Compute-in-Memory Primitives for Energy-Efficient Machine Learning
thesisposted on 26.07.2021, 11:01 by Amogh AgrawalAmogh Agrawal
Machine Learning (ML) workloads, being memory and compute-intensive, consume large amounts of power running on conventional computing systems, restricting their implementations to large-scale data centers. Thus, there is a need for building domain-specific hardware primitives for energy-efficient ML processing at the edge. One such approach is in-memory computing, which eliminates frequent and unnecessary data-transfers between the memory and the compute units, by directly computing the data where it is stored. Most of the chip area is consumed by on-chip SRAMs in both conventional von-Neumann systems (e.g. CPU/GPU) as well as application-specific ICs (e.g. TPU). Thus, we propose various circuit techniques to enable a range of computations such as bitwise Boolean and arithmetic computations, binary convolution operations, non-Boolean dot-product operations, lookup-table based computations, and spiking neural network implementation - all within standard SRAM memory arrays.
First, we propose X-SRAM, where, by using skewed sense amplifiers, bitwise Boolean operations such as NAND/NOR/XOR/IMP etc. can be enabled within 6T and 8T SRAM arrays. Moreover, exploiting the decoupled read/write ports in 8T SRAMs, we propose read-compute-store scheme where the computed data can directly be written back in the array simultaneously.

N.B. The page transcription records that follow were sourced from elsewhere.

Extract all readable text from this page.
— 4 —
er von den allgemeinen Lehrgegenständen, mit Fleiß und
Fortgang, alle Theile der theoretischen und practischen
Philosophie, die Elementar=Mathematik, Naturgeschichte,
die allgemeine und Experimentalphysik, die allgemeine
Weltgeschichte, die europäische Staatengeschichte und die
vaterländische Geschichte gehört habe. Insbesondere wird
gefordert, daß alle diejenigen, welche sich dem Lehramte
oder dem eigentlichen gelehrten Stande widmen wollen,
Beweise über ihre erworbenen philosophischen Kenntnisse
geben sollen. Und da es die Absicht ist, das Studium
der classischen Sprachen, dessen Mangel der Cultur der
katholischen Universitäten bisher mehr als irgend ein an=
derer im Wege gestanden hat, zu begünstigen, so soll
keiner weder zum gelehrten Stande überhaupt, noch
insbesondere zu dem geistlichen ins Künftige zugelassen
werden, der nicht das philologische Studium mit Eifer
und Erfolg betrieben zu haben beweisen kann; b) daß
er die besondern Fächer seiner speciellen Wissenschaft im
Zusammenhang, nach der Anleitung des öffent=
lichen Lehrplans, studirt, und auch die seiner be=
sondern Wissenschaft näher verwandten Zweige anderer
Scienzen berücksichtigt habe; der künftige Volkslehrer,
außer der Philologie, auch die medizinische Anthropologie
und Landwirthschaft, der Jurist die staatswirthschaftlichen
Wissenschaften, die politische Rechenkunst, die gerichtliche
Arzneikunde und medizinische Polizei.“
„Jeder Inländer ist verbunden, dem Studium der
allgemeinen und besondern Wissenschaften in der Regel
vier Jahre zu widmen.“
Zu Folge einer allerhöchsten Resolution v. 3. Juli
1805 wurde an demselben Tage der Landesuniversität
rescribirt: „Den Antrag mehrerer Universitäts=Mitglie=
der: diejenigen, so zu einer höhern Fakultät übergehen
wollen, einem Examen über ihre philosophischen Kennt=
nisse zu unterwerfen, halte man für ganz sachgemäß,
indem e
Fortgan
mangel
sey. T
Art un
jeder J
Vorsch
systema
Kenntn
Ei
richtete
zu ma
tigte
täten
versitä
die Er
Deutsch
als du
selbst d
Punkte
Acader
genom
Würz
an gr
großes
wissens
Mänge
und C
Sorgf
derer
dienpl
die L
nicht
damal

Second, we propose Xcel-RAM, where we show how binary convolutions can be enabled in 10T SRAM arrays for accelerating binary neural networks. We present charge sharing approach for performing XNOR operations followed by a population count (popcount) using both analog and digital techniques, highlighting the accuracy-energy tradeoff.
Third, we take this concept further and propose CASH-RAM, to accelerate non-Boolean operations, such as dot-products within standard 8T-SRAM arrays by utilizing the parasitic capacitances of bitlines and sourcelines. We analyze the non-idealities that arise due to analog computations and propose a self-compensation technique which reduces the effects of non-idealities, thereby reducing the errors.
Fourth, we propose ROM-embedded caches, RECache, using standard 8T SRAMs, useful for lookup-table (LUT) based computations. We show that just by adding an extra word-line (WL) or a source-line (SL), the same bit-cell can store a ROM bit, as well as the usual RAM bit, while maintaining the performance and area-efficiency, thereby doubling the memory density. Further we propose SPARE, an in-memory, distributed processing architecture built on RECache, for accelerating spiking neural networks (SNNs), which often require high-order polynomials and transcendental functions for solving complex neuro-synaptic models.
Finally, we propose IMPULSE, a 10T-SRAM compute-in-memory (CIM) macro, specifically designed for state-of-the-art SNN inference. The inherent dynamics of the neuron membrane potential in SNNs allows processing of sequential learning tasks, avoiding the complexity of recurrent neural networks. The highly-sparse spike-based computations in such spatio-temporal data can be leveraged for energy-efficiency. However, the membrane potential incurs additional memory access bottlenecks in current SNN hardware. IMPULSE triew to tackle the above challenges. It consists of a fused weight (WMEM) and membrane potential (VMEM) memory and inherently exploits sparsity in input spikes. We propose staggered data mapping and re-configurable peripherals for handling different bit-precision requirements of WMEM and VMEM, while supporting multiple neuron functionalities. The proposed macro was fabricated in 65nm CMOS technology. We demonstrate a sentiment classification task from the IMDB dataset of movie reviews and show that the SNN achieves competitive accuracy with only a fraction of trainable parameters and effective operations compared to an LSTM network.
These circuit explorations to embed computations in standard memory structures shows that on-chip SRAMs can do much more than just store data and can be re-purposed as on-demand accelerators for a variety of applications.